The Lilly Ledbetter Fair Pay Act marked a significant milestone in advancing equal pay for all workers. Seven years later, the median wage of a woman working full-time year-round in the United States remains only 79 percent of a man’s median earnings. And while this marks an improvement (back in 2008, the ratio was approximately 75 percent), it’s also a clear indicator that there is more work to be done. President Obama’s announcement of additional measures to close the gap will bring much-needed focus and attention on work that needs to be done. In particular, I am excited to learn that the White House is to host a summit on “The United State of Women” on May 23rd.
For many years, I have championed a focus on women leaders, gender diversity and the way that leveraging female talent can drive innovation and profitability. I firmly believe that while equality is important, it is just one element in a broader mix of initiatives that needs to be addressed in parallel. Equality is not just the right thing for people, it’s the right thing for business, innovation, and profitability. Recent research by Silvia Anne Hewlett reveals a remarkable correlation between inclusive leadership, innovative output, and market growth – what she calls a “speak up culture”.
We find that at publicly traded companies with two-dimensional diversity—where the senior leadership team has both inherent diversity in terms of gender, age, and race,and an acquired appreciation for difference based on experience and learning—employees are 70% more likely than those at non-diverse publicly traded companies to report having captured a new market in the last year and 45% more likely to report having grown market share.
But delivering on this proposition is a challenge for leaders. It means that we must address a seeming paradox – professional ambition and personal compassion. Professional ambition in this context is not just about the individual leader’s agenda. It is necessarily broader. Today’s leaders require a growth mindset and a capacity for what I call compassionate leadership. As I explain on the NTTi3 blog:
Compassionate leadership requires bringing the heart into workplace. This is often times seen by my fellow colleagues as being a soft and perhaps – weak approach – that inherently undermines productivity and profitability. Old traditional leadership theories have assured us that the best managers are the brainiest and most analytical—intentionally insulated from emotions. In fact, traditional leadership is often oriented toward a “command and control” mentality and approach. I disagree ‘heartedly’ with this notion.

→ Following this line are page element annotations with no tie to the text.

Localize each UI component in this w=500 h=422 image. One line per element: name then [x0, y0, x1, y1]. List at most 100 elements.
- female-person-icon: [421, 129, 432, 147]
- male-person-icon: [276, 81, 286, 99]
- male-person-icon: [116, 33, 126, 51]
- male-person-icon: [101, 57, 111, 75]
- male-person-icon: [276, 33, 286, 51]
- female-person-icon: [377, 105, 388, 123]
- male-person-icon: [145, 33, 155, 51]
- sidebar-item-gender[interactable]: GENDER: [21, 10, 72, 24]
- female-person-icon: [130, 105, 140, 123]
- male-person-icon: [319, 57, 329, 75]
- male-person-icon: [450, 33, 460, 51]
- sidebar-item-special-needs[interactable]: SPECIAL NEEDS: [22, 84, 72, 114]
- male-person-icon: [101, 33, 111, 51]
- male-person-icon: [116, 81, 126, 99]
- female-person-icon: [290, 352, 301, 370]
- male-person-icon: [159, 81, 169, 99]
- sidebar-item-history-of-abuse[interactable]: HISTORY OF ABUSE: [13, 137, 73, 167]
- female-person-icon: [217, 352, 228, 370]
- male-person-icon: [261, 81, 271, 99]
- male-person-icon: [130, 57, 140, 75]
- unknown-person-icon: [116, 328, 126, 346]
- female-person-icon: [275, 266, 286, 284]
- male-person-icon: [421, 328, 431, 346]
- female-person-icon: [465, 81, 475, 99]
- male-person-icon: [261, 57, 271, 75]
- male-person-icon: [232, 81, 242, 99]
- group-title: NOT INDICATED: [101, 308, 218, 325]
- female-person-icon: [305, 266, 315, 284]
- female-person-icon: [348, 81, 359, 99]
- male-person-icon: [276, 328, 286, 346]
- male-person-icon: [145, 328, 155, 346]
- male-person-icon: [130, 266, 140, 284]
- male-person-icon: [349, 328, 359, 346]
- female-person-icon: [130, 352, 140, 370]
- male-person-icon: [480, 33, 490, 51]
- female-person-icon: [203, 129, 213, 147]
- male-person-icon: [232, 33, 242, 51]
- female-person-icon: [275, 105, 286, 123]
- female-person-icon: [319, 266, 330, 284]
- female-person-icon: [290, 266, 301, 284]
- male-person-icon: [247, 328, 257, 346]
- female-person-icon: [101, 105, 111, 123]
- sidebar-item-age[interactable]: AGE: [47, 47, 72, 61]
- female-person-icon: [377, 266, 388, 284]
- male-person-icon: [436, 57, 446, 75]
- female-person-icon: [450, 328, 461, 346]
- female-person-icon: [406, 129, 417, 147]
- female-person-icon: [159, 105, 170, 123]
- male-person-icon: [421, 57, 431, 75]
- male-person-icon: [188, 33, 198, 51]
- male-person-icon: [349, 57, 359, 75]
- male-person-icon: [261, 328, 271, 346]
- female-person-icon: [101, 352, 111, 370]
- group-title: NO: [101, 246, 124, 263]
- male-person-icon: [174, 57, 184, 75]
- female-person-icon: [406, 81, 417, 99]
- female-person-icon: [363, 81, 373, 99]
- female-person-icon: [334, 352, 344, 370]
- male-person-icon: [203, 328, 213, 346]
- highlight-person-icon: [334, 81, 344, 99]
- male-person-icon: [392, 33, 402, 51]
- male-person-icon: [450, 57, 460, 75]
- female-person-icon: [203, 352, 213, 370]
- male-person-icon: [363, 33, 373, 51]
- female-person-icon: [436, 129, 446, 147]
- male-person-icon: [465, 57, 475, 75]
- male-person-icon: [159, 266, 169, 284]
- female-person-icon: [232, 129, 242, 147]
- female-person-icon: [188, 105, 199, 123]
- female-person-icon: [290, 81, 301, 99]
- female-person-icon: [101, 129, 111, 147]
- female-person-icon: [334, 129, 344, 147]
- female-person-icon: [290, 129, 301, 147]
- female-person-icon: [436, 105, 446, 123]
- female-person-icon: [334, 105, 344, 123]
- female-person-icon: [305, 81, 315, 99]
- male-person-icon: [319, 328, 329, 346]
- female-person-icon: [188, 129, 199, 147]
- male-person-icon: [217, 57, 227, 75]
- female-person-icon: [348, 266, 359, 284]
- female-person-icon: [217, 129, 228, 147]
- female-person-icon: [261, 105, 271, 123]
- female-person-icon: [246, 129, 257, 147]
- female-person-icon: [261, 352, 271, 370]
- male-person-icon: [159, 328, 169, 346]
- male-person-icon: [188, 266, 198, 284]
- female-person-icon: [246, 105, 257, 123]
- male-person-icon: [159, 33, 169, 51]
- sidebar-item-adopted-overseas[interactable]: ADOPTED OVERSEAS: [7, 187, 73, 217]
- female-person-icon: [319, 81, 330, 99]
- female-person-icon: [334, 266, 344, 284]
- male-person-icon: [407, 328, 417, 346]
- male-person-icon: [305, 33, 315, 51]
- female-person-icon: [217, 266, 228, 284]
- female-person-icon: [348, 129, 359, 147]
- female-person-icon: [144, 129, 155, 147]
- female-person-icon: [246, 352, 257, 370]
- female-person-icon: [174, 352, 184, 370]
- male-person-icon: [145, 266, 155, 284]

Yet the question remains. How do leaders manifest compassionate leadership? It sounds great in theory but what does it look like in practice? We need to look no further than Salesforce’s Marc Benioff who has announced his support for President Obama’s recent announcements. In 2015, Benioff initiated a review of the the salaries of all 16,000 of Salesforce’s employees, spending $3 million to bring parity to give female employees salaries equal to male employees. As he explains:
I believe that businesses are more successful when equality is built into the fabric of the company.
And this is the real leadership challenge. It’s the challenge of culture beyond equality. It’s about building compassionate leadership, supporting it with the right processes, incentives and actions.
Nina Nets It Out: There has been much public focus and attention on the subject of equal pay – but in the seven years since the passing of the Lilly Ledbetter Fair Pay Act, little has changed. Equality is a goal worth striving for – but the culture of business needs work before we can see more significant gains made.